Mr. Chairman, I couldn't agree more.
What has changed, is your question. Information technology, iPads and iPhones, screen time, sedentary behaviour has changed a lot. With respect to the built environment, the municipal planners are great at being able to tell you the radius that is required on a street in a new urban development so that in the winter a snowplough can turn around when clearing the street. But they're not as good and they don't have the training or the background in community development to tell you exactly what is required for a new community to be liveable and to promote healthy behaviour.
I'd like to tweak on what you were saying, but I couldn't agree more. I think what's also changed is our need to, as parents, value more deliberately what we didn't have to before. If we have sidewalks, we're laughing. If the neighbourhood associations and the built environment are lobbying their municipal government to put in sidewalks so the kids don't get hit by a car, victory is claimed, but that's not enough.
The argument, as you know more than anyone, belongs to the one who can frame it in his or her terms. We have in this country learned a lot around how to speak with our trans-sectoral or multi-sectoral partners what is engaging and what is not engaging. In the seventies, we thought surely if people knew smoking was bad for them, they'd all quit, so we put pamphlets in pharmacies and our job was done. In the eighties, as conceptually we'd learned a little more about the incentives and disincentives that are required to help people make decisions, we bandied around terms such as making healthy decisions the easy decisions, and we started to realize there were these barriers that we're talking about now.
What Dr. Bossé said is true. There's a lot of work to do, but it's a really exciting time. I started my career 20 years ago in the public service, left for the private sector, and now am just coming back to the public sector.
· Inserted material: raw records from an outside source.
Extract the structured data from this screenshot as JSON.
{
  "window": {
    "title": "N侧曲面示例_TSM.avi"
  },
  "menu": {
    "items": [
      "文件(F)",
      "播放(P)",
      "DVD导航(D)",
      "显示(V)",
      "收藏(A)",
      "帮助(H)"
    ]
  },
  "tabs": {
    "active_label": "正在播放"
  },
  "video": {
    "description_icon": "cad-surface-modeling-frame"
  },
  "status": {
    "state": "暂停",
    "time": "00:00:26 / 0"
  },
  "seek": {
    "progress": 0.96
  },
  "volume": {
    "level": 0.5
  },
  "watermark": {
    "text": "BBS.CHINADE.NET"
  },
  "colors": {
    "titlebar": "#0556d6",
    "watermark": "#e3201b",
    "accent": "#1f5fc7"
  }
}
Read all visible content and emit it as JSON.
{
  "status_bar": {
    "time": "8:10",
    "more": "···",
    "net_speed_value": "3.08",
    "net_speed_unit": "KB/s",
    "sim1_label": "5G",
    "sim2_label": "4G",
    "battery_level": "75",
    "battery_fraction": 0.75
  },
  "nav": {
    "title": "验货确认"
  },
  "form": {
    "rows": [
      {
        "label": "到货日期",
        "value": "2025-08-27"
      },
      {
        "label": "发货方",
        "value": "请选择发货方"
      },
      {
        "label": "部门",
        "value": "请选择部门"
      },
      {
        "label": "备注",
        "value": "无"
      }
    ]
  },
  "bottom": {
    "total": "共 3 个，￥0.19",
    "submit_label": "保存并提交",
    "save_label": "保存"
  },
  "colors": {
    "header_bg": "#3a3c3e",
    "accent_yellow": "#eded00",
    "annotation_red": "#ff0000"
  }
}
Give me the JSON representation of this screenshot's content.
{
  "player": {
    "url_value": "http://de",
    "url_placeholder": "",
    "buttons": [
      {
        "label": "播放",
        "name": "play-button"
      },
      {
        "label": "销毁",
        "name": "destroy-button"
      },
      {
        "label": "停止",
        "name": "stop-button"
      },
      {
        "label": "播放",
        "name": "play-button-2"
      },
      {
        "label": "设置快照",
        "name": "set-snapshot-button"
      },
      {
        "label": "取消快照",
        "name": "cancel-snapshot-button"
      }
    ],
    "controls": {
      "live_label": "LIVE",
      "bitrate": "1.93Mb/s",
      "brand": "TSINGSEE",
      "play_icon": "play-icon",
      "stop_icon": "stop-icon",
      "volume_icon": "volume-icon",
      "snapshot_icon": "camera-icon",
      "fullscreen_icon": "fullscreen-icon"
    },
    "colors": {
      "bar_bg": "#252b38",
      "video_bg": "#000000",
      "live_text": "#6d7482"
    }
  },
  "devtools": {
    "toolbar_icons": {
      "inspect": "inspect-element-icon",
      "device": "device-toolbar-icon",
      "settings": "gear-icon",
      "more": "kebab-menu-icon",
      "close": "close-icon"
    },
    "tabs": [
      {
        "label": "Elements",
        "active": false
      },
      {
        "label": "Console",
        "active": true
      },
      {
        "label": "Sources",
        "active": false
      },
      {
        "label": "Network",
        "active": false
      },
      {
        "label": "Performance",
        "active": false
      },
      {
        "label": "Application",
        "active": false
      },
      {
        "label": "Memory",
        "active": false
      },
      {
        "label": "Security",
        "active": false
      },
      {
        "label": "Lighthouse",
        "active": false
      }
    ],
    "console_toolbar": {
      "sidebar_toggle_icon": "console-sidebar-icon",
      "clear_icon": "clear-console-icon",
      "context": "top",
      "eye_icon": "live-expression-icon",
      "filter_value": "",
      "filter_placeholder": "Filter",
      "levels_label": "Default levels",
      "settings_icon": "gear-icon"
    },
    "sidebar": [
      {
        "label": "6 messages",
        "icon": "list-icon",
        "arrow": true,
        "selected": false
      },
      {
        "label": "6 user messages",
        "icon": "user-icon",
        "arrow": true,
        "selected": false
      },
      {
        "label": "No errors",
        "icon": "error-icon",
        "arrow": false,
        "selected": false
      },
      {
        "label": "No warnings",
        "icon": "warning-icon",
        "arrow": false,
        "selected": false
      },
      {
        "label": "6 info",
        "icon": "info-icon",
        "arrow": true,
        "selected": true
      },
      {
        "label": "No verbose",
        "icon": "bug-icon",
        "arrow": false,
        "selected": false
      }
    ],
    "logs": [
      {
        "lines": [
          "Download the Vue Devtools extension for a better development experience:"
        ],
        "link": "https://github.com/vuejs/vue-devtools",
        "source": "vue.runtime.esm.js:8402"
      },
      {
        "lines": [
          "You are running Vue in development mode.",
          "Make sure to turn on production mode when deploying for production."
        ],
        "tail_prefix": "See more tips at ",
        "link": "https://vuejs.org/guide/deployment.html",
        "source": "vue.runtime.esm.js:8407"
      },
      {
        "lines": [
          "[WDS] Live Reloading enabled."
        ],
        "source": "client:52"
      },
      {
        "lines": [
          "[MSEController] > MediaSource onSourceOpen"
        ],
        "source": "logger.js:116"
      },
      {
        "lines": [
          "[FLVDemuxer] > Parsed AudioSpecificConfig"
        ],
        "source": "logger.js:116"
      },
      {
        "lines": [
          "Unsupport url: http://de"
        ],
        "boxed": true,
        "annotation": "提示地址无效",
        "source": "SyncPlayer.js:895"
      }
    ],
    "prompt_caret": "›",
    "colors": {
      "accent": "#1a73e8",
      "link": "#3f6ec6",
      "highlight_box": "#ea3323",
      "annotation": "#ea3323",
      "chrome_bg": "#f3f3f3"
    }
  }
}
Everything is cyclical, as we know. There's a huge window of opportunity where the stars are aligning on physical activity, nutrition, obesity, and broader healthy living issues. I think with the leadership and the collective wisdom not just of these NGOs, but the federal, provincial and territorial governments, there is a unique opportunity and it behoves us to grab the reins where perhaps we have not over the last 20 or 30 years. Canada was a world leader.
I think the potential is really there. I could speak to it perhaps by answering some other questions, because I'm getting the signal.